Do not provide backups and don't have backups aren't the same thing. If you have triply redundant local disks, you can probably afford take half of them and use them as backups for other systems and achieve better availability results (I'm assuming it's not triply redundant for performance).
While I did say S3, what I was really thinking about was Ceph. I don't think it's a silver bullet (almost certainly way more maintenance than a bunch of ZFS nodes), but if you're big enough to have multiple storage nodes with 100's of customers each (and again, triply redundant disks), then you could have built around the eventual failure of a node with what you already have. I'm not expecting them to hit S3's 11 9 availability, just taking a glance at what they have said about their design and proposing that basic changes to how they allocate what they already have would have avoided their problem in the first place.

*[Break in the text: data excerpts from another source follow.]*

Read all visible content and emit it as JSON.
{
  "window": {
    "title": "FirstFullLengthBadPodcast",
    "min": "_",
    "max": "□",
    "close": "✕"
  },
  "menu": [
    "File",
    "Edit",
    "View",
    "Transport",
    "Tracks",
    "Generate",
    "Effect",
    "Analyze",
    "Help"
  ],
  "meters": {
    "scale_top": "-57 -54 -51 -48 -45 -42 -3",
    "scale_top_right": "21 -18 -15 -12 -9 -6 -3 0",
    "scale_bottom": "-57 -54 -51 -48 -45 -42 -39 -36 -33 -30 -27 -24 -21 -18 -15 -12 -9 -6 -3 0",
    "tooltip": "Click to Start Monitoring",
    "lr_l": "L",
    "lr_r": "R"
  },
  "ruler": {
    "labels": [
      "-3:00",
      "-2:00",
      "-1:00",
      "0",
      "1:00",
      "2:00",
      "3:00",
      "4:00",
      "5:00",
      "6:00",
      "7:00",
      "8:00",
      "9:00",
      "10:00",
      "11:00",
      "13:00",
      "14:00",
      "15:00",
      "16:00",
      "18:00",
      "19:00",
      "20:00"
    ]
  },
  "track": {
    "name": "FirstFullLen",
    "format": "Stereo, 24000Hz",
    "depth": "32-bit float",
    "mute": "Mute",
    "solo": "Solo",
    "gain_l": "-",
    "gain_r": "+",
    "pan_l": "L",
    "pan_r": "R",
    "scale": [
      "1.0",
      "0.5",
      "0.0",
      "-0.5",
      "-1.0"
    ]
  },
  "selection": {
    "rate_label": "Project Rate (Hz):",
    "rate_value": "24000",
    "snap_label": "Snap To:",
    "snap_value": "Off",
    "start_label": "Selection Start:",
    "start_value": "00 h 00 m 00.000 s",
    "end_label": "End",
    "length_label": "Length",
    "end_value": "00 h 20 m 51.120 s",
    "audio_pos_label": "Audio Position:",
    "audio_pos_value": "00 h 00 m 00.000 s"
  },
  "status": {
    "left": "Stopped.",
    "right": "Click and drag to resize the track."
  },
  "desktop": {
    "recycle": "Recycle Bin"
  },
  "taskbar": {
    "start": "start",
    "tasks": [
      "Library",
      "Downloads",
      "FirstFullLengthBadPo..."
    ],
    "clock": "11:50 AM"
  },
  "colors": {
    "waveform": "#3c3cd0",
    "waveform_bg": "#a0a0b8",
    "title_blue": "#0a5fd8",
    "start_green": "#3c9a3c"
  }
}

I don't know what their exact situation looks like, or how they got into this situation. I see a post-mortem that says they spent 5 days trying desperately to recover customer data because they don't have backups, and they're not going to change anything about how they do things to eliminate the problem, even though it appears they have the raw storage capacity to have a backup. A sister comment says that brand damage, customer costs and recovery costs are just hypotheticals. They were, right up until this incident. Hopefully their internal postmortem has more details about what the costs were.
Clearly if they're trying to recover the customer data, it was important enough to the business to do so, and maybe it's time to re-evaluate 'no backups'.